04/10/2024

Jurisprudência 2024 (19)

 
Patrocínio judiciário obrigatório;
requerimento da parte

 
I. O sumário de RG 25/1/2024 (1/21.5T8CHV-D.G2) é o seguinte:

1. A taxa de justiça devida só pode ser paga em prestações nos termos definidos pelo art. 33º RCP, e essa possibilidade não se aplica às multas processuais.

2. Um requerimento apresentado pela própria parte, que está representada por Advogado nos autos, a pedir o pagamento em prestações em caso em que tal não é legalmente admissível não pode ter como efeito o alargamento do prazo para pagamento da guia que tinha sido enviada ao Mandatário.


II. Na fundamentação do acórdão escreveu-se o seguinte:

"No Tribunal Judicial da Comarca ..., Juízo de execução ..., corre termos processo de embargos de executado em que é embargante AA e embargado BB.
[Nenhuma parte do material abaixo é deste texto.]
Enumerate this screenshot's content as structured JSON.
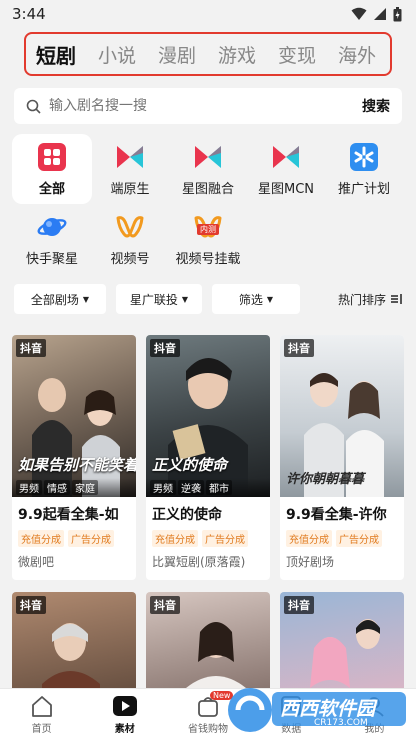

No decurso da audiência de julgamento, realizada em 26.5.2022, pela ilustre mandatária do embargante foi pedida a palavra e, sendo-lhe concedida, no uso da mesma requereu a junção de documentos e a produção de prova pericial.
 
Após cumprimento do contraditório, o Tribunal proferiu despacho em que considerou ser extemporânea quer a requerida junção de prova documental quer a produção de prova pericial, pelo que indeferiu ao requerido.

O executado veio interpor recurso de apelação desse despacho proferido pelo tribunal a quo em sede de audiência de julgamento. Juntou alegações de recurso e comprovativo do pedido de apoio judiciário (fls. 85 e ss histórico).

A Segurança Social veio por ofício de 22.9.2022 informar o Tribunal que o pedido de apoio judiciário formulado pelo embargante foi indeferido, por ter sido considerado intempestivo.

Em 21.10.2022, na sequência de despacho no mesmo sentido, o Ilustre Mandatário do embargante foi notificado para, no prazo de 10 dias, efectuar o pagamento da taxa de justiça devida acrescida de uma multa de igual montante, sob pena de desentranhamento da alegação (art. 642º,1 CPC).

Por requerimento de 29.11.2022 veio o recorrente, na sequência de convite judicial, juntar aos autos cópia do requerimento de impugnação judicial da decisão de indeferimento do apoio judiciário.

A 24.1.2023 foi enviado ao Tribunal de Execução o recurso de impugnação da decisão proferida pela Segurança Social, de indeferimento.

Em 22.3.2023 foi proferido despacho final nesse recurso de impugnação, que o julgou improcedente e, em consequência, manteve a decisão proferida pelo Centro Distrital de Segurança Social de ....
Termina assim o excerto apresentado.